Search code examples
linuxlinux-kernelkernelblockscsi

Linux: writes are split into 512K chunks


I have a user-space application that generates big SCSI writes (details below). However, when I'm looking at the SCSI commands that reach the SCSI target (i.e. the storage, connected by the FC) something is splitting these writes into 512K chunks.

The application basically does 1M-sized direct writes directly into the device:

fd = open("/dev/sdab", ..|O_DIRECT);
write(fd, ..., 1024 * 1024);

This code causes two SCSI WRITEs to be sent, 512K each.

However, if I issue a direct SCSI command, without the block layer, the write is not split. I issue the following command from the command line:

sg_dd bs=1M count=1 blk_sgio=1 if=/dev/urandom of=/dev/sdab oflag=direct

I can see one single 1M-sized SCSI WRITE.

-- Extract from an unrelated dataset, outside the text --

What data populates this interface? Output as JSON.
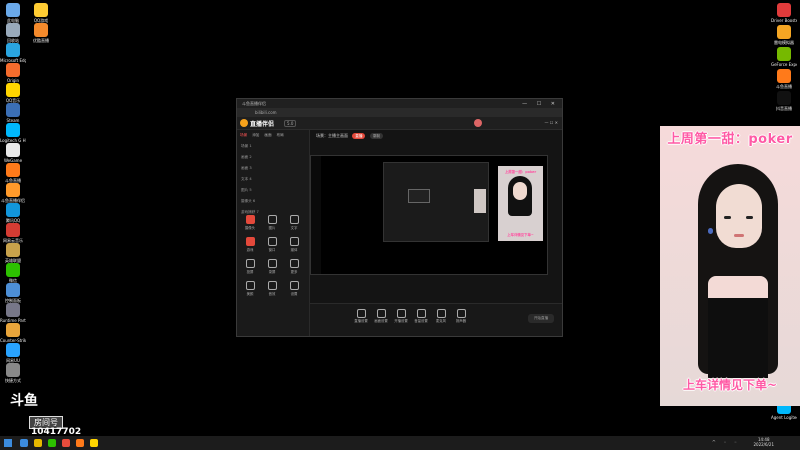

The question is, what is splitting the write and, more importantly, is it configurable? Linux block layer seems to be guilty (because SG_IO doesn't pass through it) and 512K seems too arbitrary a number not to be some sort of a configurable parameter.


Solution

  • The blame is indeed on the block layer, the SCSI layer itself has little regard to the size. You should check though that the underlying layers are indeed able to pass your request, especially with regard to direct io since that may be split into many small pages and requires a scatter-gather list that is longer than what can be supported by the hardware or even just the drivers (libata is/was somewhat limited).

    You should look and tune /sys/class/block/$DEV/queue there are assorted files there and the most likely to match what you need is max_sectors_kb but you can just try it out and see what works for you. You may also need to tune the partitions variables as well.